Toda esta fome e tristeza, é culpa minha, minha! – Batia o menino no peito.
- Asuelc! Vamos levar este menino para repousar?
- Sim Judy, claro.
- Tire as mãos de mim! Eu não mereço amor,
mereço desespero, eu quero morrer.
- Está bem, - Disse Plach, aplicando uma técnica
inversa – diga o que quiser e nós vamos ouvir.
O menino se calou.
- Como eu gostaria que estes meus gritos fossem
só desespero sem causa, que apenas este argumento de me deixar falar, fosse
suficiente para resolver esta situação. Mas não é Plach, não é…
- Não continuamos a ouvi-lo – disse Plach.
- As três latas a mais, fui eu quem pegou no
depósito.
- Você o quê? – Gritou a menina de tranças.
- Sim fui eu.
A maioria dos presentes estava cabisbaixa.
Ninguém olhava, ninguém condenava, todos sabiam que alguém o tinha feito, e
quem era, não importava.
- Eu fui com Morch ao depósito nos últimos três
meses e todo mês eu roubava um queijo e uma lata de marmelada… Vocês ouviram?
Fui eu! Eu comi tudo sozinho escondido, e agora todos estão com fome por minha
causa…
A voz do garoto fazia eco do bueiro.
- Vocês não vão me criticar? Vocês não vão me
bater? Pelo amor de Deus, diga alguma coisa, não façam isso comigo, digam
alguma coisa…
- Você já disse tudo, filho e nós já ouvimos.
Agora calma – Amava-o Plach.
- Pois se você quer me ouvir ouça: - Disse uma
menininha que mais parecia estar recitando “batatinha quando nasce” – Você é
gordo, é guloso, você é Judas é Silvério dos Reis, é Dalila, você é traidor!

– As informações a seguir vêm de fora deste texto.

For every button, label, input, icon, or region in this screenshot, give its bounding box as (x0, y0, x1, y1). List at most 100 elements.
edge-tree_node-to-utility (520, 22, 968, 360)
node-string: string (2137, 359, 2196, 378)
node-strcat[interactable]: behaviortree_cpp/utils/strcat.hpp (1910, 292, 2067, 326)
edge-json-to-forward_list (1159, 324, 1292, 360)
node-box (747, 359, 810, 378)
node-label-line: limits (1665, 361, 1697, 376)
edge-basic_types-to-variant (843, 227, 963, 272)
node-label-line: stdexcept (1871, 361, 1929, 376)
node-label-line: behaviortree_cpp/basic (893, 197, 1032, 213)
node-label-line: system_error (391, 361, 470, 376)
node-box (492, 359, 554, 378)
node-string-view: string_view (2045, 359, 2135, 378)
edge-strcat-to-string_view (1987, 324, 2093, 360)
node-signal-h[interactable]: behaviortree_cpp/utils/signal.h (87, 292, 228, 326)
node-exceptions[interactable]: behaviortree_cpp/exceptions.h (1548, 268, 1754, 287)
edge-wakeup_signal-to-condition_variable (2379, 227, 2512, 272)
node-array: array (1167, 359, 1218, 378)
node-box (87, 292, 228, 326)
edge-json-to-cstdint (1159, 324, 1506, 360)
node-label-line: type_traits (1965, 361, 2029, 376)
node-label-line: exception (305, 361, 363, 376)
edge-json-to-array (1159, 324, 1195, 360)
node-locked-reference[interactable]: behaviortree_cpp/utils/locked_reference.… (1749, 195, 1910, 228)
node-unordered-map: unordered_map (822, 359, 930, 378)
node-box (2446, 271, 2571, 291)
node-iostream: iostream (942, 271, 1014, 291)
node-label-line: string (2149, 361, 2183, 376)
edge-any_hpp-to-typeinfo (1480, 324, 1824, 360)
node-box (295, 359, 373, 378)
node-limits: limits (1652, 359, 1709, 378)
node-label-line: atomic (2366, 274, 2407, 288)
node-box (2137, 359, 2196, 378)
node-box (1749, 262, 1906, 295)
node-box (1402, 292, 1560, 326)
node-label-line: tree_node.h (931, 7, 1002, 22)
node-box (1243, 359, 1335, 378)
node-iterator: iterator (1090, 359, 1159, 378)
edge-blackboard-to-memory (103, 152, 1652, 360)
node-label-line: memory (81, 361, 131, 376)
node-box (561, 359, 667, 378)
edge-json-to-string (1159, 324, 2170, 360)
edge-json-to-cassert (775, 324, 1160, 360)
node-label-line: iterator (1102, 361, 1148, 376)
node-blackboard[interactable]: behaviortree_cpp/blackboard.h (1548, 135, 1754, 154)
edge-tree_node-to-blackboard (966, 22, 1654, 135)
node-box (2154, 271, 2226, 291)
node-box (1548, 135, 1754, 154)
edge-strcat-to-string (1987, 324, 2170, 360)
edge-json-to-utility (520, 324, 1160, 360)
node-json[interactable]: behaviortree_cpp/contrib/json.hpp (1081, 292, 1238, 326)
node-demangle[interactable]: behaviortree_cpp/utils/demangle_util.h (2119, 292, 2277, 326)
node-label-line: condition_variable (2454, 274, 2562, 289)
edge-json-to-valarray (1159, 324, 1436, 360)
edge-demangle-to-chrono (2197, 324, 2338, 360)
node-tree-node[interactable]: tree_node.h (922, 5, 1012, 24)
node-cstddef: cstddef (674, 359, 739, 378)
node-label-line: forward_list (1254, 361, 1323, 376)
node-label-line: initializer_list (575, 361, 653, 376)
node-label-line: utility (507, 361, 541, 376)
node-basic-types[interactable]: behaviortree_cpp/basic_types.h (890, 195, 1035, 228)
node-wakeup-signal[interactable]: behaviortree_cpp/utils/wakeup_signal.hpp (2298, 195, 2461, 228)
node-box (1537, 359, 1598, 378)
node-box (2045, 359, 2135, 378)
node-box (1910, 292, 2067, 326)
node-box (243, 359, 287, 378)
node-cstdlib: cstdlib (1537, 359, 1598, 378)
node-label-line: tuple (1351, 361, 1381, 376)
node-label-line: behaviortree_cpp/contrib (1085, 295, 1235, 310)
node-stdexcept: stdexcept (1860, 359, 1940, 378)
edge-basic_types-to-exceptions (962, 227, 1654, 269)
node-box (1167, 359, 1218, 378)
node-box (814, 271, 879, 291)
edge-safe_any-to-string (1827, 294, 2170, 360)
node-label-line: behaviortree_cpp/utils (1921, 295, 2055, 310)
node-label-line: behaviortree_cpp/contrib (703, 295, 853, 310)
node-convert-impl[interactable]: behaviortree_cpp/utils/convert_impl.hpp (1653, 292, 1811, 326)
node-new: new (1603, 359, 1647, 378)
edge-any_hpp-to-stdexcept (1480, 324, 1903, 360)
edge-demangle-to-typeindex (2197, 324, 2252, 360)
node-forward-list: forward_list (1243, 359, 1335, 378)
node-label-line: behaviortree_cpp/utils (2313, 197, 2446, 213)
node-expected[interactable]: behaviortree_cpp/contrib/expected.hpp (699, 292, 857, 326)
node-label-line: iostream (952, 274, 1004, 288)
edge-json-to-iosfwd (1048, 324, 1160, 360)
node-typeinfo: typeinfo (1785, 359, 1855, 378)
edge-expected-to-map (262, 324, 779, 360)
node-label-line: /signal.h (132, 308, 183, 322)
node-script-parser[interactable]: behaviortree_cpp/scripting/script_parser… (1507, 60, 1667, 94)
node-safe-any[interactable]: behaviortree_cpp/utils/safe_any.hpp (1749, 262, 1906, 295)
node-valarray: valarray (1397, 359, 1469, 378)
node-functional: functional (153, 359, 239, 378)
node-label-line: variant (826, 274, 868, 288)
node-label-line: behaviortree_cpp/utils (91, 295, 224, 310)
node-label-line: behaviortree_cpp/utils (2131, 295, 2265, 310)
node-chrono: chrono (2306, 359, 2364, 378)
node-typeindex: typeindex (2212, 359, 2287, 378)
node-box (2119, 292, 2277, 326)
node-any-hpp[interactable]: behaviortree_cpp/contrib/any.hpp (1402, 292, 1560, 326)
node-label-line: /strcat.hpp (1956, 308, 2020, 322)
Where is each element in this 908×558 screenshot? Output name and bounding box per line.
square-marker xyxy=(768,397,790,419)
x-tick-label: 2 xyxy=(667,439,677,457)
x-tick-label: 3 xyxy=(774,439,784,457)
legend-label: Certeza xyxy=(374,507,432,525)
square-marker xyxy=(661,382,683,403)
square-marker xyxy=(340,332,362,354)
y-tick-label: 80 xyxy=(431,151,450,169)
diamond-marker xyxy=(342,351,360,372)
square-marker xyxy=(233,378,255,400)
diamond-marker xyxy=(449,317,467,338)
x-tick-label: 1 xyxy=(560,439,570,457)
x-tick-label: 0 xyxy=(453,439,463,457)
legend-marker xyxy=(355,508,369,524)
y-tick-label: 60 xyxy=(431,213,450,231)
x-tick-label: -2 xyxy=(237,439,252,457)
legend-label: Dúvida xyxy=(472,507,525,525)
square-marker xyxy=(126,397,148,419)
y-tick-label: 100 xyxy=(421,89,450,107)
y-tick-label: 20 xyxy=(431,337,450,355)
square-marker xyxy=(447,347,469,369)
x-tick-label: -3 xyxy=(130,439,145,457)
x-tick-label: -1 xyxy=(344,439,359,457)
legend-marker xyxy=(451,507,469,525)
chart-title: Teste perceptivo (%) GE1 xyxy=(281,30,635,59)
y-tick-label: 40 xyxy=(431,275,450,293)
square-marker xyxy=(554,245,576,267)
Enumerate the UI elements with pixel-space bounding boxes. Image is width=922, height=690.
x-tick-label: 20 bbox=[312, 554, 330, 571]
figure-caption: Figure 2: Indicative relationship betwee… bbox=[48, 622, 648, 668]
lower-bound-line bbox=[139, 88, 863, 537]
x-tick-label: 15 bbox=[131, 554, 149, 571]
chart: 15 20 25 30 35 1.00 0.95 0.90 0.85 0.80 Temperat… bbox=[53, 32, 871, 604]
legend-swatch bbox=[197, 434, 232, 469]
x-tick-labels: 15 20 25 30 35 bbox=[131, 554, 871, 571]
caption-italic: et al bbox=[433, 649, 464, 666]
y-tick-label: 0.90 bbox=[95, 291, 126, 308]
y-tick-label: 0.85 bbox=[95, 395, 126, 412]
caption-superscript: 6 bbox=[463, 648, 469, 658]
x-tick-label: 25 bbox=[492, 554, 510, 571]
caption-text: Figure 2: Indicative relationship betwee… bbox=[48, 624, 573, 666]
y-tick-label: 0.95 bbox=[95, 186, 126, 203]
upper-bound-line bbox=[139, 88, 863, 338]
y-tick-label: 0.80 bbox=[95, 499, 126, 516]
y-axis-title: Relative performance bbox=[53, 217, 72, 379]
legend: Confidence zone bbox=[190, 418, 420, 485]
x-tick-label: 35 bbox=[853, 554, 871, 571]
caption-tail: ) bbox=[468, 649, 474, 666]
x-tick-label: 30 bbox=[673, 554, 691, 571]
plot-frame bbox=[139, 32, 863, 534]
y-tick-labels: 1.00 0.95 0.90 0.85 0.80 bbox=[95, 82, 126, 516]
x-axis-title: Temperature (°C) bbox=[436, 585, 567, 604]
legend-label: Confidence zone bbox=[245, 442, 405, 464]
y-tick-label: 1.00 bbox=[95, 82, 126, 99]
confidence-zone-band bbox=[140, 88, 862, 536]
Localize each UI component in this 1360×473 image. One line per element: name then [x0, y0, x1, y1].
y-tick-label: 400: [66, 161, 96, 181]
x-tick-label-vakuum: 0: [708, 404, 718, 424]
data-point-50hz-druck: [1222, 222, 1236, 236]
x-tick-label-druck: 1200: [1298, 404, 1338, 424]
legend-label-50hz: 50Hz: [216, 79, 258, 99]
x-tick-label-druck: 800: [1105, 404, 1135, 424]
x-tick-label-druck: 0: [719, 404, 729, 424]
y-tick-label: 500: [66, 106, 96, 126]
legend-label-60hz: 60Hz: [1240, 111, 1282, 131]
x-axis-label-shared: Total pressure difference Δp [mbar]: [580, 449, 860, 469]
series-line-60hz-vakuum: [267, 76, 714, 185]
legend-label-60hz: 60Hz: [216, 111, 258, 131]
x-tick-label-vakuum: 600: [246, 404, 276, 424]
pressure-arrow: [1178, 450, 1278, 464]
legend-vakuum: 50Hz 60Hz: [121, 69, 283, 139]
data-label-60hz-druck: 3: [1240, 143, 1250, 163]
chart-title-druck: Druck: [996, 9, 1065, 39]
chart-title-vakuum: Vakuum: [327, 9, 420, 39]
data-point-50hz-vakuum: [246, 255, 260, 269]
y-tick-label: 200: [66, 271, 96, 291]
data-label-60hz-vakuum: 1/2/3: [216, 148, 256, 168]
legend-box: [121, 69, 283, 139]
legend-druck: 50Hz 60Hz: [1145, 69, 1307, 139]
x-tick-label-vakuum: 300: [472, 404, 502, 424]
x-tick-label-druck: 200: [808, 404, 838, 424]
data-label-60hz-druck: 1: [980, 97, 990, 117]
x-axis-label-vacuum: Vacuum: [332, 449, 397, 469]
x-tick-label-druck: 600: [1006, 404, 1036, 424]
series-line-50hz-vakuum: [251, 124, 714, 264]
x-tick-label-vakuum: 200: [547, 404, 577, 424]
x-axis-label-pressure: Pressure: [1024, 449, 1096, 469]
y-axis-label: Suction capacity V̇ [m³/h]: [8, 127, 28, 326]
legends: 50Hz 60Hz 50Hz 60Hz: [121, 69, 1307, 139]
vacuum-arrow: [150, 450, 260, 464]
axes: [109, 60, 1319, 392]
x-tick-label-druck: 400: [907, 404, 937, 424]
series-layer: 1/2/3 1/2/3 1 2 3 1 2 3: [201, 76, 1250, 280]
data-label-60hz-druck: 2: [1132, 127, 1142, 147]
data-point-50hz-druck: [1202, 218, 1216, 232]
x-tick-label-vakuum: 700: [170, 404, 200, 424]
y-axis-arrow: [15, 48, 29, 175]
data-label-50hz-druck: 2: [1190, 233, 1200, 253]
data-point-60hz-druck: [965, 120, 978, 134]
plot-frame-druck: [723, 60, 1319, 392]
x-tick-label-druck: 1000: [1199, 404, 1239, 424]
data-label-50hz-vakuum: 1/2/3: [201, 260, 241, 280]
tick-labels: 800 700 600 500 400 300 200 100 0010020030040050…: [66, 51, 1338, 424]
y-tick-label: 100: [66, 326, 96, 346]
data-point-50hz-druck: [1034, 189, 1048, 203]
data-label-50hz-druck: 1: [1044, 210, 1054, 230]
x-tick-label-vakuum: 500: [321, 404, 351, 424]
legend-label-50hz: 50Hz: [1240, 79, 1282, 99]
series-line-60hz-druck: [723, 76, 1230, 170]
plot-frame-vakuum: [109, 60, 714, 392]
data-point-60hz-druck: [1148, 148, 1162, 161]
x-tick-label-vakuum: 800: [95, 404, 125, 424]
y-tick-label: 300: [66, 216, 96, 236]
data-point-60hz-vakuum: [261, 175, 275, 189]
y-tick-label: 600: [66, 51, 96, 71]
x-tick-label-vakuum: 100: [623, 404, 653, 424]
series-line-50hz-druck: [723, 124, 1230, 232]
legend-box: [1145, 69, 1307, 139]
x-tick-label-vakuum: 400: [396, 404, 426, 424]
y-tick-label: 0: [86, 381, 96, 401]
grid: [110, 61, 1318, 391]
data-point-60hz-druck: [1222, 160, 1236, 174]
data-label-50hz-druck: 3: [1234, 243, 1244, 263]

- Não! Interviu a voz rouca de Chapeuzinho
Vermelho – Ele é criança! Se estamos vivendo em uma época tão louca, em que
comer queijo com marmelada, coloca em risco a vida de meia centena de pessoas,
seria muita covardia, lançarmos toda a responsabilidade desta loucura sobre uma
criança. Há quanto tempo as crianças do mundo todo não comem marmelada com
queijo? Uma vez porque eram pobres, outra vez porque a ambição desenfreada dos
homens, elevou o custo de tudo a tal preço, que queijo com marmelada só se via
em sonho. E agora, computadores e Informática? ? ? Para o inferno com a
informática, e viva a marmelada.
O menino Peter, se transformara num esqueleto.
De todos os abatidos ele era o mais abatido. As pílulas energéticas não faziam
efeito nele e a dias ele já não ficava de pé. Ao ouvir as palavras da velha
Chapeuzinho, num esforço sobre-humano, como um bêbado, encostado no batente da
porta, começou a bater palmas. Fracas palmas, que mal se podiam ouvir pala
falta de força e energia. Um e outro, aqui e ali o seguiram e temos agora, um
grande aplauso, que cresce, cresce e se transforma em euforia, como se batendo
palmas todos estivessem esbofeteando a vida.